Bir kandil gecesi, oda da tek başıma Kuran-ı Kerimin Arapça yüzeyini, sonra Latin harflerle yazılmış yine Arapça metnini sonra da Türk dilinde mealini yavaş, yavaş okuyordum. Herhangi bir şey, koca bir okyanustan minik bir katre yaratanın lütfu ile alabilir miydim acaba? Bunlar zaten âlimler tarafından daha önce açıklanmış, ne gereği var oku Arapça metini geç. />
Ben anlamadığım halde okursam bile alt benliğimde bir şeyler kımıldatacağına kesinlikle inanıyorum. Ayrıca alt beynimin kuşdili dâhil bütün dilleri, sembolleri, rumuzlar, şifreleri, kriptoları kavradığına da inanıyorum. Nedir kuşdili? Neml suresi on altıncı ayeti kerimede yaratan “mantıkuttayr (kuşdili )” diye zikrediyor. Ama alt beyinlerimizle ya da kalplerimizle anladıklarımızın daha süratle üst beyne çıkması için, üst beynimizin kullandığı dillerle de okumamız gerektiğini düşünüyorum. Aslında zaten çoğu sohbetler, atasözleri ve diğer kibar kelamlar, kitabımızın, hadisi kutsilerin, hadisi şeriflerin üst beynimizin anlayabildiği bizim dilimize meali değil, tefsiridir diye düşünüyorum. Aman dikkat demiyorum, düşünüyorum. İsterseniz sizde öyle düşünebilirsiniz. Ancak ne yazık ki Kuran-ı Kerim dışındaki tüm eserler Yüce Allahın korumasının dışındadır. Yani bildiğimiz kadarı ile Allah bize Kuran-ı Kerim dışında bir yazılı metini koruyacağına dair söz vermemiştir. Bu da bize zaman, zaman çok kuvvetli âlimlerin çok özel metotlarla meal ve tefsirleri hatta rumuzlu, sembolik, mantıkut tayr şeklinde yazılmış olması muhtemel iç manalarını açıklama gerekliliğini göstermektedir.

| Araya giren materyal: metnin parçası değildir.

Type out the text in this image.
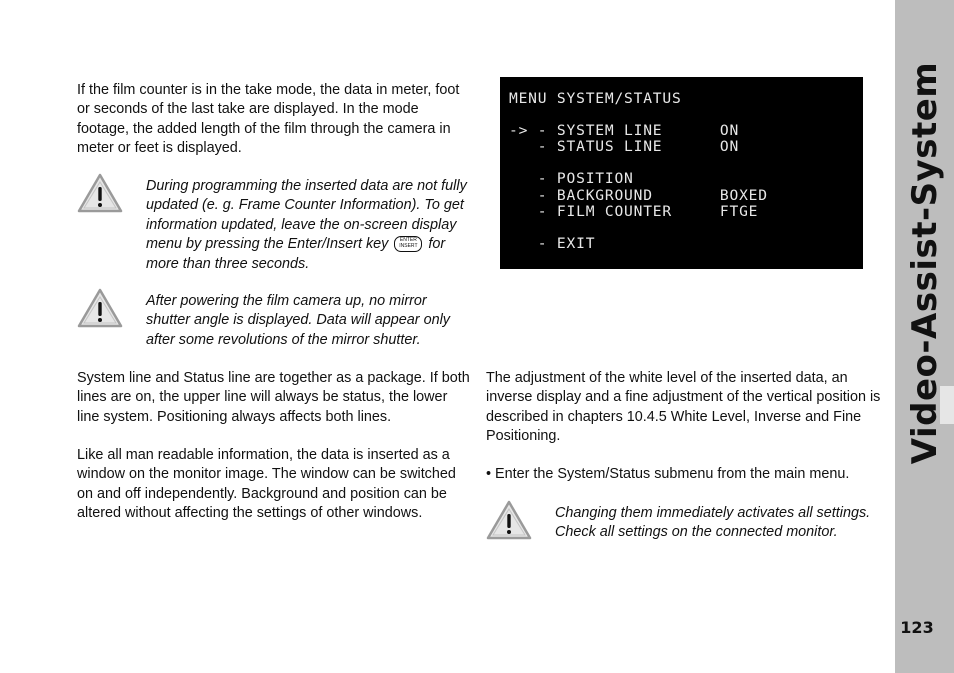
Video-Assist-System
123

If the film counter is in the take mode, the data in meter, foot or seconds of the last take are displayed. In the mode footage, the added length of the film through the camera in meter or feet is displayed.

During programming the inserted data are not fully updated (e. g. Frame Counter Information). To get information updated, leave the on-screen display menu by pressing the Enter/Insert key ENTER
INSERT for more than three seconds.

After powering the film camera up, no mirror shutter angle is displayed. Data will appear only after some revolutions of the mirror shutter.

System line and Status line are together as a package. If both lines are on, the upper line will always be status, the lower line system. Positioning always affects both lines.

Like all man readable information, the data is inserted as a window on the monitor image. The window can be switched on and off independently. Background and position can be altered without affecting the settings of other windows.

MENU SYSTEM/STATUS

-> - SYSTEM LINE      ON
- STATUS LINE      ON

- POSITION
- BACKGROUND       BOXED
- FILM COUNTER     FTGE

- EXIT

The adjustment of the white level of the inserted data, an inverse display and a fine adjustment of the vertical position is described in chapters 10.4.5 White Level, Inverse and Fine Positioning.

• Enter the System/Status submenu from the main menu.

Changing them immediately activates all settings. Check all settings on the connected monitor.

Çünkü daha önce yapılan açıklama ve hükümlerin en azından bazılarının çeşitli nedenlerle yetersiz kalabileceğinin işaretidir. Çok önemli birçok konunun diyanetçe garanti altına alındığına da eminim. Ama din bir yaşam tarzı olduğuna göre, fıkıhi konuları ezbere bilmesek bile anlayış tarzını kavramak zorundayız. Açarız Ömer Nasuhi Bilmen İslam ilmihalini, açarız diyanet ilmihalini kuralları görürüz. Fakat İslam’ın özünü anlama gayreti başka bir şeydir ve bize aktarılanların doğruluğunu da tespit edebilme yeteneği vermelidir. Bu işi sadece âlimlere bırakmak, sanki âlimlerin cennette yalnız kalmalarına razı olmak gibidir. Allah cümlemize sırat-ı mustakim de olanlar la beraber olmamızı nasip etsin.

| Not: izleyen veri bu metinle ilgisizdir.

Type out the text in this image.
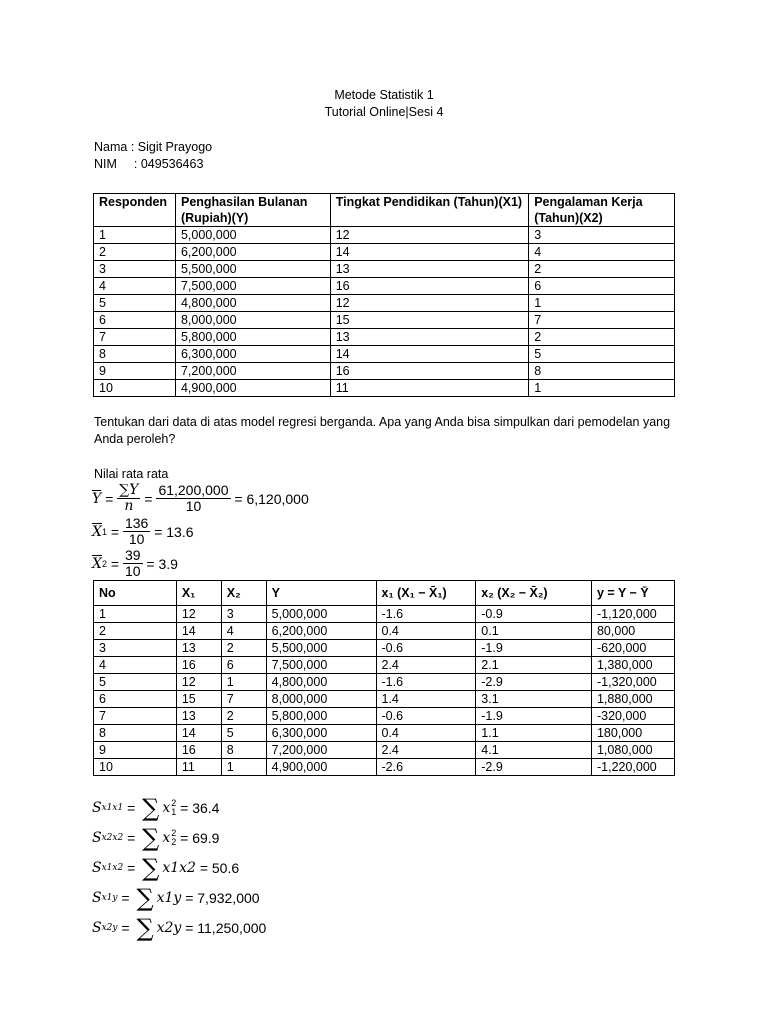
Metode Statistik 1
Tutorial Online|Sesi 4
Nama : Sigit Prayogo
NIM : 049536463
Responden	Penghasilan Bulanan (Rupiah)(Y)	Tingkat Pendidikan (Tahun)(X1)	Pengalaman Kerja (Tahun)(X2)
1	5,000,000	12	3
2	6,200,000	14	4
3	5,500,000	13	2
4	7,500,000	16	6
5	4,800,000	12	1
6	8,000,000	15	7
7	5,800,000	13	2
8	6,300,000	14	5
9	7,200,000	16	8
10	4,900,000	11	1
Tentukan dari data di atas model regresi berganda. Apa yang Anda bisa simpulkan dari pemodelan yang Anda peroleh?
Nilai rata rata
$\overline{Y} = \frac{\sum Y}{n} = \frac{61,200,000}{10}$
= 6,120,000
$\overline{X}$ $1 = \frac{136}{10}$
= 13.6
$\overline{X}$ $2 = \frac{39}{10}$
= 3.9
No	X₁	X₂	Y	x₁ (X₁ − X̄₁)	x₂ (X₂ − X̄₂)	y = Y − Ȳ
1	12	3	5,000,000	-1.6	-0.9	-1,120,000
2	14	4	6,200,000	0.4	0.1	80,000
3	13	2	5,500,000	-0.6	-1.9	-620,000
4	16	6	7,500,000	2.4	2.1	1,380,000
5	12	1	4,800,000	-1.6	-2.9	-1,320,000
6	15	7	8,000,000	1.4	3.1	1,880,000
7	13	2	5,800,000	-0.6	-1.9	-320,000
8	14	5	6,300,000	0.4	1.1	180,000
9	16	8	7,200,000	2.4	4.1	1,080,000
10	11	1	4,900,000	-2.6	-2.9	-1,220,000
S x1x1 = ∑ x 2
1
= 36.4
S x2x2 = ∑ x 2
2
= 69.9
S x1x2 = ∑ x1x2
= 50.6
S x1y = ∑ x1y
= 7,932,000
S x2y = ∑ x2y
= 11,250,000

İşte bunlar ve benzeri nedenlerle, tabii ki keyif de duyduğumdan yukarıda bahsettiğim, Kuran-ı Kerimi bir katre nispetinde olsa da anlayabilme çalışmamı yaparken, yan odada mevlit dinleyen büyüklerimden birisi:

“Ahkâm kesmeyi pek bilirsin gel de mübarek gece mevlit dinle”  dedi.

Allah’ım ne çok konuşuyorum haklılar bezdirmişim demek ki garipleri. Neyse, ne yaptığımı, bu işinde sevap olabileceğini anlatmaya çalışsam da nafile, ezberi bozamadım. Biri ortaya çıkmış çok güzel bir şey yapmış. Ama o artık bizim tabumuz olmuştu. “ Kandilde mevlit ilahilerinin dışında bir şeyle uğraşmak faydasızdır, geceyi kaçırmaktır! ” Peygamberimiz tabuları yıkmak, ezberleri bozmak için gelmişti. Şimdi bu ezberleri kim bozacaktı? Tabi ki ben bozmayacağım, bozamam, ben sadece farkına varabildiğim kendi ezberlerimi bozmaya çalışıp muhtemel okuyuculara da sunacağım.